The results of this study showed a significantly increased expression of TLR2 and TLR4 in closed apex compared to opened apex mature dental pulp. However, Hirao K et al have reported that TLR4 is not expressed on the surface of dental pulp fibroblasts (Hirao et al., 2009).

Apical closure occurs 3 years after human tooth eruption; thus, if avulsion, intrusion, and extrusion occur during this time, it may result in cutting off the apical blood supply and rupture of nerve bundles and interruption of dentinogenesis (Torabinejad & Turman, 2011).
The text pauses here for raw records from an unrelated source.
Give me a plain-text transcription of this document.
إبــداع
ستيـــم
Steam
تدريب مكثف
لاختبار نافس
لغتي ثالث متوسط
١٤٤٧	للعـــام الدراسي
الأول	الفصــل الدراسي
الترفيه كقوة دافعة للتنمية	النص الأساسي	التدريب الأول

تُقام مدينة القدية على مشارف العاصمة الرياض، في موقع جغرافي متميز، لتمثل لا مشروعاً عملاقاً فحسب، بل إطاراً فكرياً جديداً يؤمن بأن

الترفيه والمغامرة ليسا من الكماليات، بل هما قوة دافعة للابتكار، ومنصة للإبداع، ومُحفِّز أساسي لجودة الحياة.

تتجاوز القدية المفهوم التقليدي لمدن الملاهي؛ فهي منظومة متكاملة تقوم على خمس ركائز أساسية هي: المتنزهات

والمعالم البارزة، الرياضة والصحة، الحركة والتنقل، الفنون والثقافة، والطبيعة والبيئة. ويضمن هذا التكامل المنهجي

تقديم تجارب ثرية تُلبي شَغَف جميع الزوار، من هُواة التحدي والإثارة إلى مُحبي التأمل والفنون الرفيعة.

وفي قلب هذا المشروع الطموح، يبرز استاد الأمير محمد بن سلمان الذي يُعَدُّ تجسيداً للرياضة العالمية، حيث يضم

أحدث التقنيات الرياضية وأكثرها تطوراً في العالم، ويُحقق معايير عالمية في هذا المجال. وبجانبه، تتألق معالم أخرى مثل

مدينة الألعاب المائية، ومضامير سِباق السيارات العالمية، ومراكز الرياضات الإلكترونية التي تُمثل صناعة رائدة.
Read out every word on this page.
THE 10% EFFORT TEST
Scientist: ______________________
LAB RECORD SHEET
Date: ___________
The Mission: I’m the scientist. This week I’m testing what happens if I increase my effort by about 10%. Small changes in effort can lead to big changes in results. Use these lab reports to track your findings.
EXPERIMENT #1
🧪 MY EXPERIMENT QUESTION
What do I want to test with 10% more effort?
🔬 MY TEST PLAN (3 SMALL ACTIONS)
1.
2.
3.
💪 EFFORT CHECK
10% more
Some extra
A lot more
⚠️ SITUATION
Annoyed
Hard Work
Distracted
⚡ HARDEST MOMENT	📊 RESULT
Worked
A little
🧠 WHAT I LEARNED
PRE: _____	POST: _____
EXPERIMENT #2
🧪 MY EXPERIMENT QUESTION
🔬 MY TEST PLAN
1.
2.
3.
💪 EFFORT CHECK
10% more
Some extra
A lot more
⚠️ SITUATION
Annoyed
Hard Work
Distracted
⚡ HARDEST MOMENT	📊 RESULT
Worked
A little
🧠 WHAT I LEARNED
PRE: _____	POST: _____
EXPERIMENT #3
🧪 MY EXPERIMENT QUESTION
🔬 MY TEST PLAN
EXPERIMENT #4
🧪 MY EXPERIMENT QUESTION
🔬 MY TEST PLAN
The results of this study confirmed that the expression of TLR2, TLR3, and TLR4 is different in dental pulp with open and closed apex. Also, it was concluded that the expression of TLRs molecules in dental pulp tissue was associated with apex maturation of human teeth. The new results support the hypothesis that treatment of ligation of TLR4 on mice‐derived MSCs leads to the survival of MSCs and the release of vascular endothelial growth factor (Yao et al., 2009). Dental pulp tissue engineering is focused on the regulation of VEGF to increase MSCs survival via changes in TRLs' expression to improve the success of revascularization of the traumatized teeth (Gonçalves et al., 2007). Hence, the result from this study showed that gene expression of TLRs was heterogeneous in dental pulp with open and closed apex which leads to improving our knowledge of dental pulp tissue in the different teeth.

CONFLICT OF INTEREST

There is no conflict of interest regarding the publication of this study.

AUTHOR'S CONTRIBUTION

R.J and R.A conceived of the presented idea. F.P.H, F.S, and Z.C contributed to the design and implementation of the research. S.A, L.S, and K. N contributed to the analysis of the results. R.J and R. K wrote the manuscript with support from R. A.